Heat is one of the great enemies of semiconductors, and in recent years it has become a very real problem affecting both Intel and AMD processors. With Zen 4, this problem has become even more apparent, as we told you in our analysis even the Ryzen 5 7600X reached 89 degrees C with a 360mm AIO liquid cooling kit.

AMD has always been clear on this issue. Sunnyvale acknowledged that the high temperatures of the Ryzen 7000 processors were caused by the problem transistor densityand also to Reducing CPU chiplet size. It is a subject that I already explained to you then and it is not difficult to understand.

With Zen 4, TSMC jumped to the 5nm node, which made it possible to increase the transistor density in the CPU chiplet and reduce its size. of 4.1 billion transistors which had a Zen 3 where we went 6.57 billion transistors in Zen 4 and the CPU chiplet size dropped from 74mm2 to 71mm2.

More transistors equals more heat generated and in a smaller space which facilitates its accumulation and reduces the useful scattering area, which greatly complicates cooling. This is why the Zen 4 processors reached such high temperatures even with high-performance cooling systems, because the dissipation area was very limited and the high concentration of transistors increased the heat.

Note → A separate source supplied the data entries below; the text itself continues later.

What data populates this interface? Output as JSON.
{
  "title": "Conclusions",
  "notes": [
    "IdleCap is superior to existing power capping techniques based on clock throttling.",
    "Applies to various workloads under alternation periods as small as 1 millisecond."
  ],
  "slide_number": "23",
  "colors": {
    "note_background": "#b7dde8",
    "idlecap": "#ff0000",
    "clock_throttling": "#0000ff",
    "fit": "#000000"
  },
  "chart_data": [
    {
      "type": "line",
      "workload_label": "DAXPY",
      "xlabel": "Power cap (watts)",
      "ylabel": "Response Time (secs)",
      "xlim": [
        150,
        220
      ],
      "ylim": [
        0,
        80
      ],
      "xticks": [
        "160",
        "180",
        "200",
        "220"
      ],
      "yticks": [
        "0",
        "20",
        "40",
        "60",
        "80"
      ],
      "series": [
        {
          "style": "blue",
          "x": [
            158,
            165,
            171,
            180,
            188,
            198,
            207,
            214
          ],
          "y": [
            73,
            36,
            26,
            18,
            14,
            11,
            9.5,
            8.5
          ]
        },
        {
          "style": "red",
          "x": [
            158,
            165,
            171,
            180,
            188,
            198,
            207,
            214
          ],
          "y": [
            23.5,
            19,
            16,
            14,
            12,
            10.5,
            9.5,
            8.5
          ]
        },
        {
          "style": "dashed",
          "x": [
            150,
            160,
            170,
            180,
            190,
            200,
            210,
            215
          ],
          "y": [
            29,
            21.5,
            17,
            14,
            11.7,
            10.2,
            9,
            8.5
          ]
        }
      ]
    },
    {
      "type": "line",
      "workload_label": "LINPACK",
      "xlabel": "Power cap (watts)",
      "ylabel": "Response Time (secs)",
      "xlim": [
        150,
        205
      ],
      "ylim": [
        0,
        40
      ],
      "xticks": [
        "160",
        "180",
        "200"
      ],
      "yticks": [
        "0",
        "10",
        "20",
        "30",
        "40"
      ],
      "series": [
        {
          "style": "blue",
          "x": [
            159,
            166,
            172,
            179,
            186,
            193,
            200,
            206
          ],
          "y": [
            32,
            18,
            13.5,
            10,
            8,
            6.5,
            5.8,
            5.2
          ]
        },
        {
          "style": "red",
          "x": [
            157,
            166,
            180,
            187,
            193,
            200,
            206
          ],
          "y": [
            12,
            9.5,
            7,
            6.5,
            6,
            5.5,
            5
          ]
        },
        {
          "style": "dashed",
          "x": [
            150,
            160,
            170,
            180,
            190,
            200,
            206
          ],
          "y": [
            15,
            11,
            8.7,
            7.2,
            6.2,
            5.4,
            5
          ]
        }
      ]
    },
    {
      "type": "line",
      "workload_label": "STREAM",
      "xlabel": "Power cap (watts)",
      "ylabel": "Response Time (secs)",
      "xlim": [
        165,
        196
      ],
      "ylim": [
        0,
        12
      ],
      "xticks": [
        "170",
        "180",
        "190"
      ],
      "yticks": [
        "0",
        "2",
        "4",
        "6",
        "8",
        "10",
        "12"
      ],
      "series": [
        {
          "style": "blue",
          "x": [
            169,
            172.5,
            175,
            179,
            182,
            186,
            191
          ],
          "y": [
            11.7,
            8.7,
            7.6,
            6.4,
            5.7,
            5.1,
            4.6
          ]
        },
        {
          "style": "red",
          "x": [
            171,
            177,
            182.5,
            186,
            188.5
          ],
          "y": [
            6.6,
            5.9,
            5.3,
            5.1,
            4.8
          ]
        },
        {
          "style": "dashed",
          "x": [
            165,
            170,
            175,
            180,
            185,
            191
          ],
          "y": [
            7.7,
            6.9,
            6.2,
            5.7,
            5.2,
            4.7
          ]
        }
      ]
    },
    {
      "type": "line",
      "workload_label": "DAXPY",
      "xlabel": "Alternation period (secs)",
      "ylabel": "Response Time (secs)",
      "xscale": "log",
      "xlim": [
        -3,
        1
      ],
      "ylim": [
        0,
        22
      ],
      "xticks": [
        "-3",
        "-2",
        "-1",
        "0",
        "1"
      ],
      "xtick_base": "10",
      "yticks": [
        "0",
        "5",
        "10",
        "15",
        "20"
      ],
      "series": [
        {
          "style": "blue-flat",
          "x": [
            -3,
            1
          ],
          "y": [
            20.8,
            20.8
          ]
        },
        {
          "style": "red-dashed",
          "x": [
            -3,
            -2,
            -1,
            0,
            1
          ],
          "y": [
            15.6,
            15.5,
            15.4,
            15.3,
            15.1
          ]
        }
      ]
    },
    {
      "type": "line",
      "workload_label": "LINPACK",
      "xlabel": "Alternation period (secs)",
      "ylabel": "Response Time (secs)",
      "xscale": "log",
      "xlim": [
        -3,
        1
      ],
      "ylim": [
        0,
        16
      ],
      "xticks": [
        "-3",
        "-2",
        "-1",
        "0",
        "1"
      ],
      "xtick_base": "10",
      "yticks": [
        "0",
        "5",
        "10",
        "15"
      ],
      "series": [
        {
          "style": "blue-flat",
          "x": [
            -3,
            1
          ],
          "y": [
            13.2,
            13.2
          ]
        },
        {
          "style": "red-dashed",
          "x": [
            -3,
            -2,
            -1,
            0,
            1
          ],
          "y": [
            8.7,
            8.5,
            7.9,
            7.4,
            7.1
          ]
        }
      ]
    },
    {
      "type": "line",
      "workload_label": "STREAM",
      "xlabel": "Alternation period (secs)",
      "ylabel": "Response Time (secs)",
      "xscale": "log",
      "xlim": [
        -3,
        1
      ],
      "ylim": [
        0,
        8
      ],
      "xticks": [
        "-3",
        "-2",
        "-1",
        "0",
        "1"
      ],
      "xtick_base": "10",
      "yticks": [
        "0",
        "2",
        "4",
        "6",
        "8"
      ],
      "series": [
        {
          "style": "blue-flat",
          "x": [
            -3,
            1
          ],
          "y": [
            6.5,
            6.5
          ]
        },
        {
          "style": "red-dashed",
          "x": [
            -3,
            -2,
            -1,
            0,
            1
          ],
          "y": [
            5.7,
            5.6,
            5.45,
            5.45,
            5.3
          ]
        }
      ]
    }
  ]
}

AMD is going to continue betting on chiplets, so this problem will only increase with future generations of Ryzen processors. Another big litmus test AMD faces is the jump to the 3nm node, and according to David McAfee, corporate vice president and general manager of AMD’s client division, confirmed this realityhe said that transistor density will increase and that will be important find new ways to cope with the high concentration of heat derived from the use of chips with a high density of transistors.

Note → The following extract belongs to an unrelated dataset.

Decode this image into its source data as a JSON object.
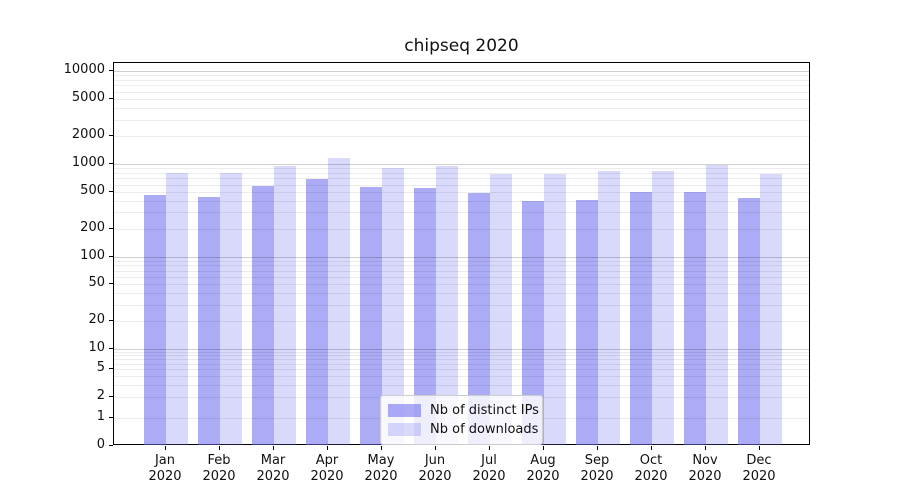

He did not specify anything specifically, he said that they are actively working with TSMC on this issue. I think the use additional silicon structures or even complete non-functional chips to aid in distraction tasks Those would be the best options. AMD has already resorted to this to implement, for example, a 3D stacked cache, which is accompanied by two blocks of structural silicon sitting on the cores.